Even the Communist Party mouthpiece the People's Daily jumped into the discussion, posting an essay promoting LGBT acceptance to its official Weibo account on Saturday. According to the account, a total of 56,243 related violations were already "cleared" at the time they published the notice.
Weibo which has around 350 million monthly users in China has on Friday announced an online clean-up campaign in which it planned to target content related to pornography, violence and and homosexuality.
The vast majority of Chinese citizens don't have access - those that abide by its strict laws, at least - to the same Internet content that the rest of the world does, due entirely to the strict oversight of the Chinese federal government. "Gay people who would not have spoken out years ago are now letting their voices be heard".
The head of Beijing's LGBT Center, Xiao Tie, spoke out Sunday about Weibo's pulling gay content off of its site. One commenter wrote, "The country may be taking another detour, but for many people, it is their life".
Despite China decriminalising homosexuality in 1997, and homosexuality being removed from the government's list of Mental Disorders in 2001, there is still a lot of controversy surrounding same-sex relationships in the country. Since Friday people had been protesting by using hashtags like #Iamgaynotapervert.
"My son and I love our country".
Another much-repeated post was from a Shanghai woman with a gay son who accused Weibo management of "discriminating against and attacking this sexual minority".
On Monday, the firm said the ban would no longer include gay content.
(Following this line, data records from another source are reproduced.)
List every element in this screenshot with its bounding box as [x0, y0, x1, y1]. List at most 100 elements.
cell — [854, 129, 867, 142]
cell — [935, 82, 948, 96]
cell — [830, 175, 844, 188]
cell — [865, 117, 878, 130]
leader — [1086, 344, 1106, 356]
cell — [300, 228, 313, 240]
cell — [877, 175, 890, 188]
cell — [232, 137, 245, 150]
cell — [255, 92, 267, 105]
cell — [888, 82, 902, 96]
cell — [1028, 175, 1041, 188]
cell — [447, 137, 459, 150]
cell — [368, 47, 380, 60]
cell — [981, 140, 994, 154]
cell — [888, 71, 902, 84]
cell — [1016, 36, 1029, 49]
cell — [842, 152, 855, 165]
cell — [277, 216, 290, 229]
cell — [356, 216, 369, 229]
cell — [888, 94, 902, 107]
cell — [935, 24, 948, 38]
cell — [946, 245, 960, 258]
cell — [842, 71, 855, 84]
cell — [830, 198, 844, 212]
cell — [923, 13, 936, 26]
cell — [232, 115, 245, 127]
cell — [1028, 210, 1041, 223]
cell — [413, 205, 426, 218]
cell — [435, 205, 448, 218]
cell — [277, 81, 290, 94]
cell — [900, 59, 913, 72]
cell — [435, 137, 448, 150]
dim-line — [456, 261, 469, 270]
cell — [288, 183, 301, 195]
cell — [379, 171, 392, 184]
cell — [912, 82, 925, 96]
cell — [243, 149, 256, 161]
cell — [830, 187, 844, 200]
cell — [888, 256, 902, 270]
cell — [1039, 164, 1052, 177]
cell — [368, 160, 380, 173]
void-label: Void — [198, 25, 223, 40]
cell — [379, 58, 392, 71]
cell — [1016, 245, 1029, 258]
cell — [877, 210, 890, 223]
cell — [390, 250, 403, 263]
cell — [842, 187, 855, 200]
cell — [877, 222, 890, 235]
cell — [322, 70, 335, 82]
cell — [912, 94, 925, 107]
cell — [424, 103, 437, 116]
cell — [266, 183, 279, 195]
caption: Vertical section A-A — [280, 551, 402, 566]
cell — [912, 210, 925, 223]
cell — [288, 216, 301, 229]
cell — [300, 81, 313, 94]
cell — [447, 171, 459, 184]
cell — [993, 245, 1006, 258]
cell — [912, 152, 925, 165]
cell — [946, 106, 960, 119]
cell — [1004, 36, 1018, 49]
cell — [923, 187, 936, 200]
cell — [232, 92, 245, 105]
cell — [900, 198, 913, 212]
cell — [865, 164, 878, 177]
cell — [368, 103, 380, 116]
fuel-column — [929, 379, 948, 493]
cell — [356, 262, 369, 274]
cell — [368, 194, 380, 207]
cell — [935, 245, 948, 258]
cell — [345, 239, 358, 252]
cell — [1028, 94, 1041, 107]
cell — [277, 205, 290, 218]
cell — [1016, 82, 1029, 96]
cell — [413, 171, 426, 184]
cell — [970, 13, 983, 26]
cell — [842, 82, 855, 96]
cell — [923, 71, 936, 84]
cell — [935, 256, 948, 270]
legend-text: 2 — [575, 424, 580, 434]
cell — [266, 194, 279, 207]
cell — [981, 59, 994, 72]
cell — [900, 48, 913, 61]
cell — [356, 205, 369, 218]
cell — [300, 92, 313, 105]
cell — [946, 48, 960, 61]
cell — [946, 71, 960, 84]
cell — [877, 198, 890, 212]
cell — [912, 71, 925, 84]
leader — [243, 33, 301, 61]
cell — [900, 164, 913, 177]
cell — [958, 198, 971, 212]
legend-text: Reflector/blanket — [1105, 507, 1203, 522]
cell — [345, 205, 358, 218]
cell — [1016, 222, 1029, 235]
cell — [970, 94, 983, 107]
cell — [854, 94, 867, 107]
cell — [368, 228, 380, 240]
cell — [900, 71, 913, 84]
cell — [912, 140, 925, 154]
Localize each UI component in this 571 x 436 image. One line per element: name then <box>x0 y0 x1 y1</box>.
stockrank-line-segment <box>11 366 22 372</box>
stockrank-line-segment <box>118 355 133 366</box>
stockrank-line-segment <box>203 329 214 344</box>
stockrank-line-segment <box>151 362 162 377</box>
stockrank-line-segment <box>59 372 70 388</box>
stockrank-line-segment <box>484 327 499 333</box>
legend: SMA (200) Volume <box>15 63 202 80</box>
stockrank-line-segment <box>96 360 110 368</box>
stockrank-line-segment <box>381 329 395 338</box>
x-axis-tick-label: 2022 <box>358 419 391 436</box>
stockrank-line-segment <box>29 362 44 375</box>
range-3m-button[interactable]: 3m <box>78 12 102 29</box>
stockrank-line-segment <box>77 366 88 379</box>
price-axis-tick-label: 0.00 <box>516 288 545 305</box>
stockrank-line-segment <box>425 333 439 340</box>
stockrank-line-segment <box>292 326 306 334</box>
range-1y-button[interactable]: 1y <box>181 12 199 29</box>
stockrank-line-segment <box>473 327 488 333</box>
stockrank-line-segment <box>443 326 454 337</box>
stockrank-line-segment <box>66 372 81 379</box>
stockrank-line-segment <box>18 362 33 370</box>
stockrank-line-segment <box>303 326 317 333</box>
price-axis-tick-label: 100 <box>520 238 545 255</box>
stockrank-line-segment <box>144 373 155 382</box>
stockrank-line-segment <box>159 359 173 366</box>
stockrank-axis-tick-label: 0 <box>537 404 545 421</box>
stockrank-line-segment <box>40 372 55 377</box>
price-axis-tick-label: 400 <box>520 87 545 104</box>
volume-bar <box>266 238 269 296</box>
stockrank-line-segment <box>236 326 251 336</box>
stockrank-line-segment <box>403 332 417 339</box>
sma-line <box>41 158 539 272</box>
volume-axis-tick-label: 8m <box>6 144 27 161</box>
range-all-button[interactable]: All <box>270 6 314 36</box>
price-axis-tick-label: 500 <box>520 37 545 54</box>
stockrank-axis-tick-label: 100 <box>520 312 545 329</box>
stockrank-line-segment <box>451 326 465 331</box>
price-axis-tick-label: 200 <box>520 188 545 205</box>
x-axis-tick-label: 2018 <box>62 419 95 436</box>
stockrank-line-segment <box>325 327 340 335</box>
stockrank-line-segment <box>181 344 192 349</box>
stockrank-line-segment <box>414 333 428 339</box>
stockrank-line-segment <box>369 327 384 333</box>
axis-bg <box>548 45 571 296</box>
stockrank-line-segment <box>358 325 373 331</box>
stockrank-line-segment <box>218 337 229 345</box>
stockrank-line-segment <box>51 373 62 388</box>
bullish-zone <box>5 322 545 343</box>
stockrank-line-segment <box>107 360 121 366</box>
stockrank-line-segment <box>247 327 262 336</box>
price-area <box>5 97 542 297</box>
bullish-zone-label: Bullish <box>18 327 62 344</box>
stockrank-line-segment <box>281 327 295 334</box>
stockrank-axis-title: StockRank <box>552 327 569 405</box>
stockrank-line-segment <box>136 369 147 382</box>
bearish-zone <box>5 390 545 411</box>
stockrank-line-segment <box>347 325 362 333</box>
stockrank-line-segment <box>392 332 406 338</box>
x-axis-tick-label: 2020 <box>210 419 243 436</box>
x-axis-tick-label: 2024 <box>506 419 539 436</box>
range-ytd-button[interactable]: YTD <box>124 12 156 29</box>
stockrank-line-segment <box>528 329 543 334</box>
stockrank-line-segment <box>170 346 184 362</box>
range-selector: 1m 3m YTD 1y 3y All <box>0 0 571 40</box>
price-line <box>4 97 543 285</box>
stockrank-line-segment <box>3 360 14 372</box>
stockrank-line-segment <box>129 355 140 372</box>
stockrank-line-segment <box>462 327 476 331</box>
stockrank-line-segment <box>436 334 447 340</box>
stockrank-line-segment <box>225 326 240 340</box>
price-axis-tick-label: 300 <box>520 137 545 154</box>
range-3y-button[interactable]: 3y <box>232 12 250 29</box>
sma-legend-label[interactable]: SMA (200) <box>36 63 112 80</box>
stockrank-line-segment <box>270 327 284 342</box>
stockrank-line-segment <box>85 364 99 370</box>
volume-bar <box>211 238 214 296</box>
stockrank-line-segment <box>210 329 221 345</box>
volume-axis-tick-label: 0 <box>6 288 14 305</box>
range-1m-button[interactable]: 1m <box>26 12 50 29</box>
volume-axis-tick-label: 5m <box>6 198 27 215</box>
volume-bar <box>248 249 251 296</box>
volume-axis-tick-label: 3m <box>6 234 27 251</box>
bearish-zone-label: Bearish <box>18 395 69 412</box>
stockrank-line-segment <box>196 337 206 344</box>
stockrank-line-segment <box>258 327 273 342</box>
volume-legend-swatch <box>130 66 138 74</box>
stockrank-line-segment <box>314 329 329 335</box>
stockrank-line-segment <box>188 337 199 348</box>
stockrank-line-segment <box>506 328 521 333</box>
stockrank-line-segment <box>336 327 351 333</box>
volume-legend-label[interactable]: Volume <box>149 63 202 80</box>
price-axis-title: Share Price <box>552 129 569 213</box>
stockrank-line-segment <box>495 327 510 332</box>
As reported by WhatsOnWeibo, the site now says: "This time, the cleanup of anime and games won't target gay content". Sina did not respond to a request for comment. Still, some said the company owed gays an apology.
Weibo.com - which offers a similar feature-set to Twitter - was inundated with #ImGay and #ImGayNotAPervert posts over the weekend after the website announced a "clean-up campaign".
A third said: "Although I still don't like you, I thank you".
Sina said the campaign is to ensure that the company is in line with online content regulations released in June a year ago that lump homosexuality in with sexual abuse and violence as constituting "abnormal sexual relationships".